The 60-Day Clock: How Fresh Tech Layoffs Are Pushing H-1B Workers to the Brink
Meta, Amazon, and other tech giants are cutting thousands of jobs in an AI-driven restructuring wave — and H-1B visa holders are racing against time to stay in the country.
The layoffs keep coming. In May 2026, Meta cut around 8,000 jobs. Amazon continued workforce reductions across multiple divisions. LinkedIn and other firms followed suit. The reason, according to the companies, is restructuring around artificial intelligence — redirecting spending toward AI infrastructure and products while trimming headcount elsewhere.
According to data tracked by Layoffs.fyi, more than 110,000 technology workers have lost jobs globally so far this year. For most laid-off employees, the pain is economic. For those on H-1B visas — predominantly Indian nationals — it is existential.
The 60-Day Grace Period
Under rules set by the US Citizenship and Immigration Services (USCIS), workers who lose jobs on H-1B visas generally receive a 60-day grace period to either find another sponsoring employer, switch visa categories, or leave the United States. That deadline creates immediate uncertainty around immigration status, housing, healthcare, and family stability.
Sixty days. That is the window between “I lost my job” and “I may have to uproot my entire life.”
Why Indian Workers Are Hit Hardest
India is the single largest beneficiary of the US H-1B visa programme. US government data for FY25 showed Indian nationals accounted for the overwhelming majority of approved H-1B petitions. That concentration has become a key vulnerability during periods of large-scale layoffs.

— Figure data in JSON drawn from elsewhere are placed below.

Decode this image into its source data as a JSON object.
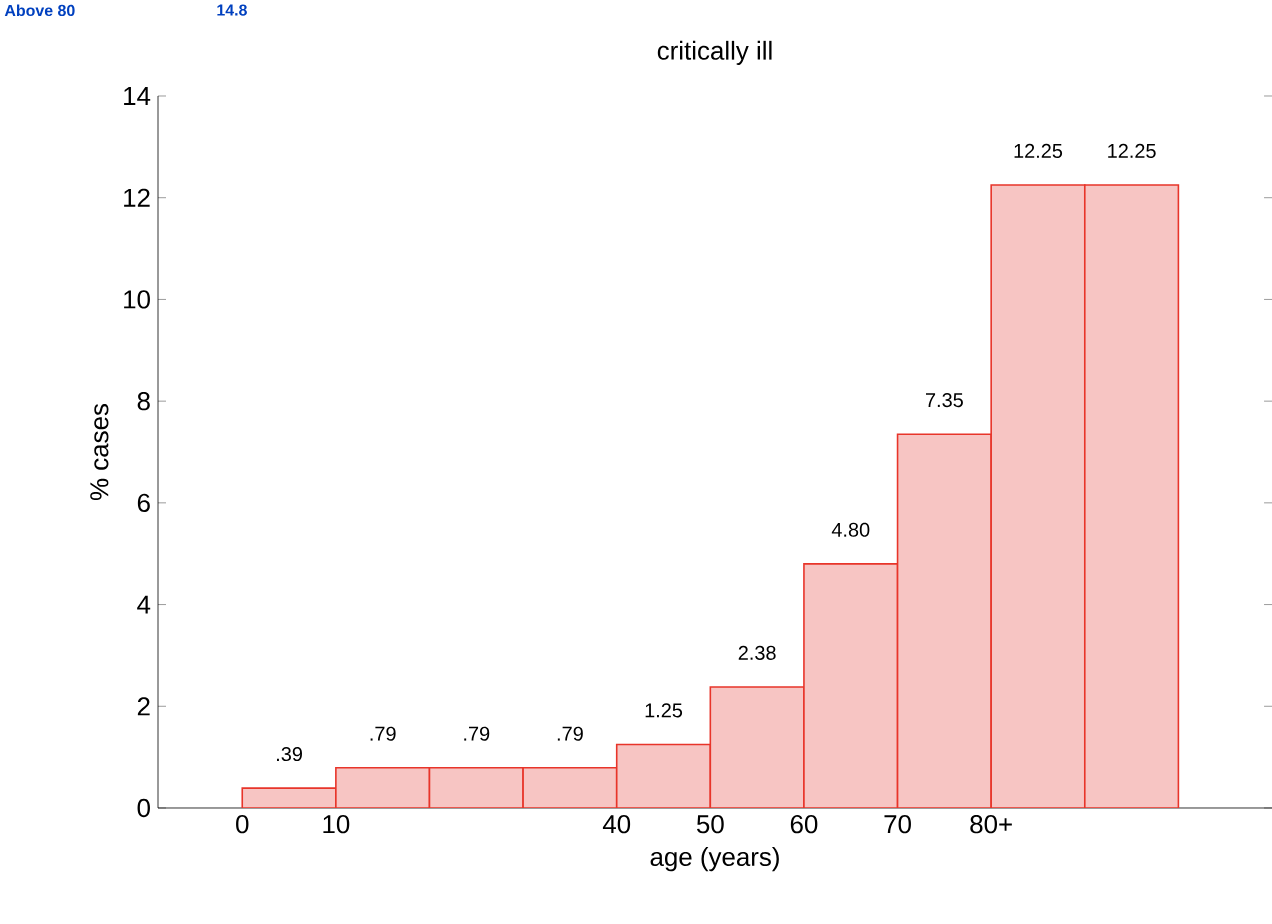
{
  "chart_data": {
    "type": "histogram",
    "title": "critically ill",
    "xlabel": "age (years)",
    "ylabel": "% cases",
    "annotations": [
      "Above 80",
      "14.8"
    ],
    "bins": [
      0,
      10,
      20,
      30,
      40,
      50,
      60,
      70,
      80,
      90,
      100
    ],
    "values": [
      0.39,
      0.79,
      0.79,
      0.79,
      1.25,
      2.38,
      4.8,
      7.35,
      12.25,
      12.25
    ],
    "value_labels": [
      ".39",
      ".79",
      ".79",
      ".79",
      "1.25",
      "2.38",
      "4.80",
      "7.35",
      "12.25",
      "12.25"
    ],
    "color": "#f7c5c3",
    "xlim": [
      -9,
      110
    ],
    "ylim": [
      0,
      14
    ],
    "xticks": [
      0,
      10,
      40,
      50,
      60,
      70,
      {
        "value": 80,
        "label": "80+"
      }
    ],
    "yticks": [
      0,
      2,
      4,
      6,
      8,
      10,
      12,
      14
    ],
    "grid": false
  }
}
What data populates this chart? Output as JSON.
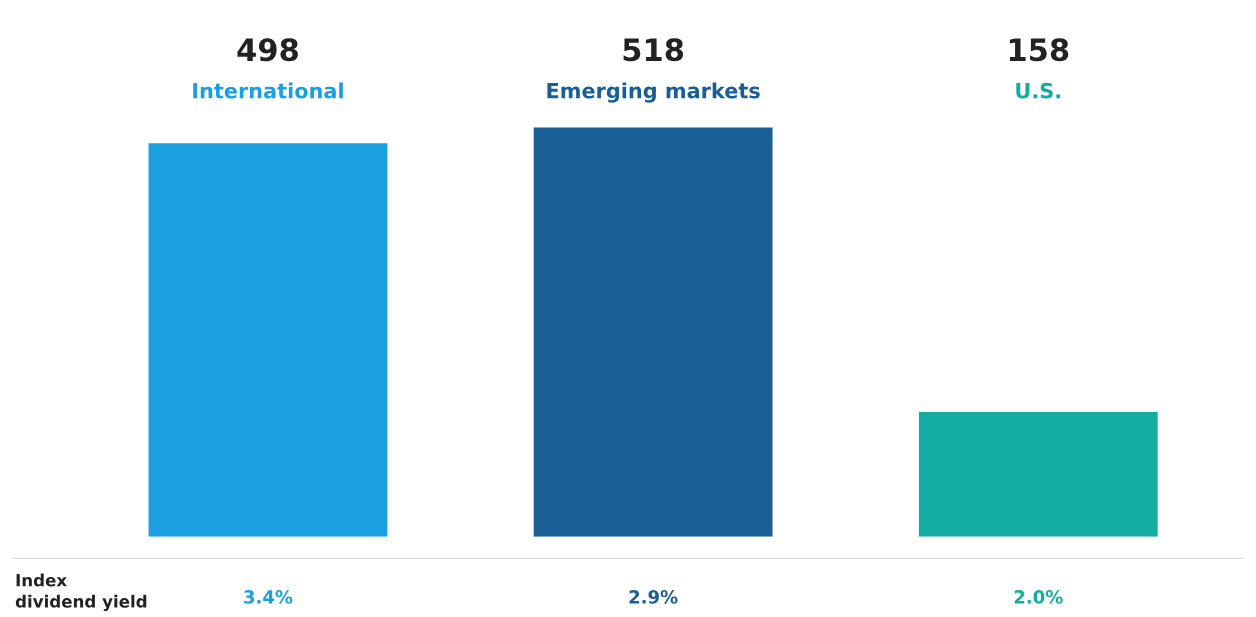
{
  "chart_data": {
    "type": "bar",
    "categories": [
      "International",
      "Emerging markets",
      "U.S."
    ],
    "values": [
      498,
      518,
      158
    ],
    "colors": [
      "#1a9fe0",
      "#1a5e96",
      "#12aca0"
    ],
    "data_labels": true,
    "tick_labels": false,
    "annotations": [
      "Index\ndividend yield",
      "3.4%",
      "2.9%",
      "2.0%"
    ]
  }
}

Many Indian professionals spend years — sometimes decades — waiting for employment-based green cards because of country-specific caps and processing backlogs. During that entire period, their legal status in the US remains tied to continued employment. A single layoff notice can unravel years of progress.
The Cascade Effect
The consequences extend well beyond the individual worker:
- Children’s schooling faces disruption mid-academic year
- Healthcare coverage ends with employment
- Mortgage and rental obligations in expensive tech hubs like San Francisco and Seattle do not pause
- Green card applications can be delayed or derailed entirely
- Spouses on H-4 dependent visas lose their work authorization
Immigration lawyers report that laid-off workers are increasingly exploring temporary alternatives to remain in the country legally while searching for jobs. One commonly used route involves filing for a B-1 or B-2 visitor visa to buy more time. Others are considering moves to Canada, which has more accommodating immigration pathways for skilled tech workers.
The AI Paradox
There is a bitter irony at the center of this story. The same artificial intelligence revolution that is making some workers redundant was partly built by H-1B visa holders. Indian engineers, data scientists, and researchers have been instrumental in developing the AI systems that companies are now using to justify restructuring.

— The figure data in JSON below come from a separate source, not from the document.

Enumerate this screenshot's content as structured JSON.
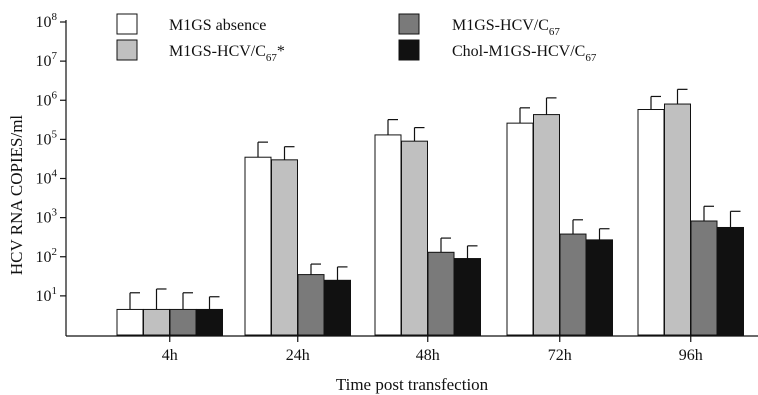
{
  "chart_data": {
    "type": "bar",
    "scale": "log10",
    "xlabel": "Time post transfection",
    "ylabel": "HCV RNA COPIES/ml",
    "ylim": [
      1,
      100000000
    ],
    "y_ticks": [
      {
        "value": 10,
        "base": "10",
        "exp": "1"
      },
      {
        "value": 100,
        "base": "10",
        "exp": "2"
      },
      {
        "value": 1000,
        "base": "10",
        "exp": "3"
      },
      {
        "value": 10000,
        "base": "10",
        "exp": "4"
      },
      {
        "value": 100000,
        "base": "10",
        "exp": "5"
      },
      {
        "value": 1000000,
        "base": "10",
        "exp": "6"
      },
      {
        "value": 10000000,
        "base": "10",
        "exp": "7"
      },
      {
        "value": 100000000,
        "base": "10",
        "exp": "8"
      }
    ],
    "categories": [
      "4h",
      "24h",
      "48h",
      "72h",
      "96h"
    ],
    "series": [
      {
        "name": "M1GS absence",
        "label_main": "M1GS absence",
        "label_sub": "",
        "label_suffix": "",
        "color": "#ffffff",
        "values": [
          4.5,
          35000,
          130000,
          260000,
          580000
        ],
        "errors_upper": [
          12,
          85000,
          320000,
          640000,
          1250000
        ]
      },
      {
        "name": "M1GS-HCV/C67*",
        "label_main": "M1GS-HCV/C",
        "label_sub": "67",
        "label_suffix": "*",
        "color": "#c0c0c0",
        "values": [
          4.5,
          30000,
          90000,
          430000,
          800000
        ],
        "errors_upper": [
          15,
          65000,
          200000,
          1150000,
          1900000
        ]
      },
      {
        "name": "M1GS-HCV/C67",
        "label_main": "M1GS-HCV/C",
        "label_sub": "67",
        "label_suffix": "",
        "color": "#7a7a7a",
        "values": [
          4.5,
          35,
          130,
          380,
          820
        ],
        "errors_upper": [
          12,
          65,
          300,
          880,
          1950
        ]
      },
      {
        "name": "Chol-M1GS-HCV/C67",
        "label_main": "Chol-M1GS-HCV/C",
        "label_sub": "67",
        "label_suffix": "",
        "color": "#111111",
        "values": [
          4.5,
          25,
          90,
          270,
          560
        ],
        "errors_upper": [
          9.5,
          55,
          190,
          520,
          1450
        ]
      }
    ],
    "legend_placement": "top",
    "grid": false
  }
}
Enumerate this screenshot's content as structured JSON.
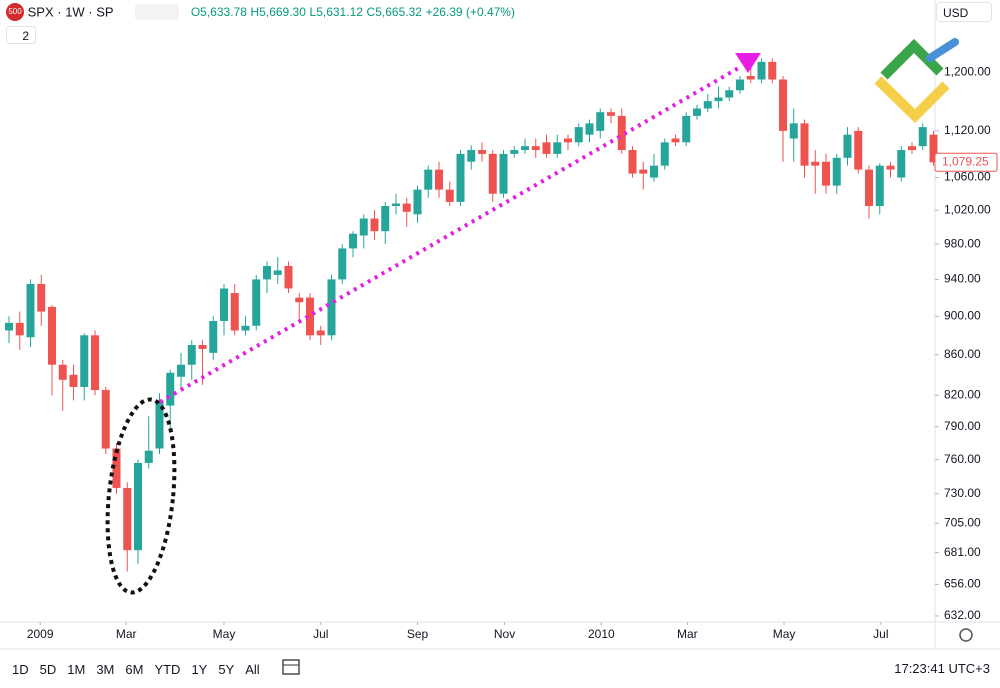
{
  "header": {
    "badge": "500",
    "symbol": "SPX · 1W · SP",
    "open": "O5,633.78",
    "high": "H5,669.30",
    "low": "L5,631.12",
    "close": "C5,665.32",
    "change": "+26.39 (+0.47%)",
    "currency": "USD",
    "indicators_count": "2"
  },
  "chart_data": {
    "type": "candlestick",
    "log_scale": true,
    "grid": false,
    "up_color": "#26a69a",
    "down_color": "#ef5350",
    "open": [
      885,
      893,
      878,
      935,
      910,
      850,
      840,
      828,
      880,
      825,
      770,
      735,
      683,
      757,
      770,
      810,
      838,
      850,
      870,
      862,
      895,
      925,
      885,
      890,
      940,
      945,
      955,
      920,
      920,
      885,
      880,
      940,
      975,
      990,
      1010,
      995,
      1025,
      1028,
      1015,
      1045,
      1070,
      1045,
      1030,
      1080,
      1095,
      1090,
      1040,
      1090,
      1095,
      1100,
      1105,
      1090,
      1110,
      1105,
      1115,
      1120,
      1145,
      1140,
      1095,
      1070,
      1060,
      1075,
      1110,
      1105,
      1140,
      1150,
      1160,
      1165,
      1175,
      1195,
      1190,
      1215,
      1190,
      1110,
      1130,
      1080,
      1080,
      1050,
      1085,
      1120,
      1070,
      1025,
      1075,
      1060,
      1100,
      1100,
      1115
    ],
    "high": [
      900,
      905,
      940,
      945,
      912,
      855,
      850,
      882,
      885,
      828,
      775,
      740,
      760,
      800,
      822,
      845,
      862,
      875,
      875,
      900,
      935,
      935,
      900,
      945,
      960,
      965,
      960,
      925,
      925,
      890,
      945,
      980,
      995,
      1015,
      1020,
      1030,
      1040,
      1035,
      1050,
      1075,
      1080,
      1055,
      1095,
      1101,
      1105,
      1095,
      1095,
      1100,
      1110,
      1110,
      1115,
      1115,
      1115,
      1130,
      1135,
      1150,
      1150,
      1150,
      1100,
      1080,
      1090,
      1110,
      1115,
      1145,
      1155,
      1170,
      1180,
      1180,
      1195,
      1210,
      1220,
      1220,
      1195,
      1150,
      1135,
      1095,
      1090,
      1090,
      1125,
      1125,
      1075,
      1078,
      1080,
      1100,
      1105,
      1130,
      1120
    ],
    "low": [
      872,
      865,
      868,
      890,
      820,
      805,
      815,
      815,
      820,
      765,
      730,
      666,
      672,
      752,
      765,
      785,
      825,
      835,
      830,
      855,
      880,
      880,
      880,
      885,
      925,
      935,
      925,
      895,
      875,
      870,
      875,
      935,
      965,
      975,
      985,
      980,
      1015,
      1000,
      1005,
      1035,
      1035,
      1025,
      1025,
      1070,
      1080,
      1030,
      1035,
      1085,
      1090,
      1085,
      1085,
      1085,
      1095,
      1100,
      1105,
      1110,
      1130,
      1090,
      1060,
      1045,
      1055,
      1070,
      1100,
      1100,
      1135,
      1145,
      1150,
      1160,
      1170,
      1185,
      1185,
      1185,
      1080,
      1080,
      1060,
      1040,
      1040,
      1040,
      1075,
      1065,
      1010,
      1015,
      1060,
      1055,
      1090,
      1095,
      1075
    ],
    "close": [
      893,
      880,
      935,
      905,
      850,
      835,
      828,
      880,
      825,
      770,
      735,
      683,
      757,
      768,
      815,
      842,
      850,
      870,
      866,
      895,
      930,
      885,
      890,
      940,
      955,
      950,
      930,
      915,
      880,
      880,
      940,
      975,
      992,
      1010,
      995,
      1025,
      1028,
      1018,
      1045,
      1070,
      1045,
      1030,
      1090,
      1095,
      1090,
      1040,
      1090,
      1095,
      1100,
      1095,
      1090,
      1105,
      1105,
      1125,
      1130,
      1145,
      1140,
      1095,
      1065,
      1065,
      1075,
      1105,
      1105,
      1140,
      1150,
      1160,
      1165,
      1175,
      1190,
      1190,
      1215,
      1190,
      1120,
      1130,
      1075,
      1075,
      1050,
      1085,
      1115,
      1070,
      1025,
      1075,
      1070,
      1095,
      1095,
      1125,
      1079.25
    ],
    "price_label": "1,079.25",
    "ylim": [
      627.5,
      1307
    ],
    "yticks": [
      {
        "value": 632,
        "label": "632.00"
      },
      {
        "value": 656,
        "label": "656.00"
      },
      {
        "value": 681,
        "label": "681.00"
      },
      {
        "value": 705,
        "label": "705.00"
      },
      {
        "value": 730,
        "label": "730.00"
      },
      {
        "value": 760,
        "label": "760.00"
      },
      {
        "value": 790,
        "label": "790.00"
      },
      {
        "value": 820,
        "label": "820.00"
      },
      {
        "value": 860,
        "label": "860.00"
      },
      {
        "value": 900,
        "label": "900.00"
      },
      {
        "value": 940,
        "label": "940.00"
      },
      {
        "value": 980,
        "label": "980.00"
      },
      {
        "value": 1020,
        "label": "1,020.00"
      },
      {
        "value": 1060,
        "label": "1,060.00"
      },
      {
        "value": 1120,
        "label": "1,120.00"
      },
      {
        "value": 1200,
        "label": "1,200.00"
      }
    ],
    "xticks": [
      {
        "value": 2.9,
        "label": "2009"
      },
      {
        "value": 10.9,
        "label": "Mar"
      },
      {
        "value": 20,
        "label": "May"
      },
      {
        "value": 29,
        "label": "Jul"
      },
      {
        "value": 38,
        "label": "Sep"
      },
      {
        "value": 46.1,
        "label": "Nov"
      },
      {
        "value": 55.1,
        "label": "2010"
      },
      {
        "value": 63.1,
        "label": "Mar"
      },
      {
        "value": 72.1,
        "label": "May"
      },
      {
        "value": 81.1,
        "label": "Jul"
      }
    ]
  },
  "footer": {
    "timeframes": [
      "1D",
      "5D",
      "1M",
      "3M",
      "6M",
      "YTD",
      "1Y",
      "5Y",
      "All"
    ],
    "clock": "17:23:41 UTC+3"
  }
}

The companies cutting jobs are not failing. Meta reported strong earnings in its most recent quarter. Amazon’s cloud division continues to grow. These are strategic workforce reductions aimed at reshaping teams around new priorities — not distress layoffs born of financial necessity.
What Comes Next
Industry observers expect the layoff trend to continue through 2026 as companies calibrate their workforce to an AI-first strategy. For H-1B workers, the immediate challenge is survival within the 60-day window. The broader challenge is navigating an immigration system that ties legal status to a single employer in an era when employer loyalty is increasingly a one-way street.

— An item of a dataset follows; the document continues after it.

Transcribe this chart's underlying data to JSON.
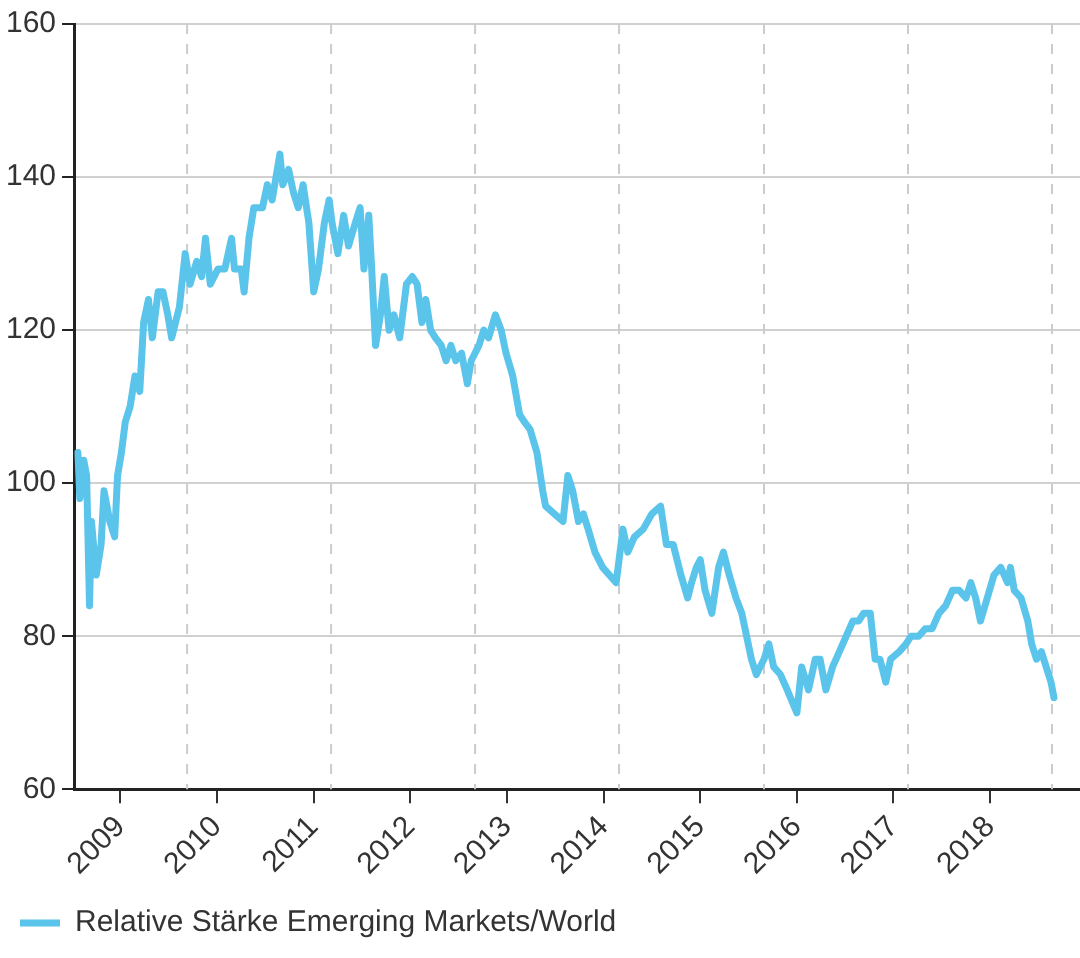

Advocacy groups are pushing for legislative reforms, including extending the grace period and decoupling visa status from individual employers. Until then, thousands of skilled workers will keep watching the clock — counting down from 60 days to a decision that could change the trajectory of their lives.
The tech industry has long celebrated disruption. For H-1B workers caught in this latest wave, disruption is not a buzzword. It is a deadline.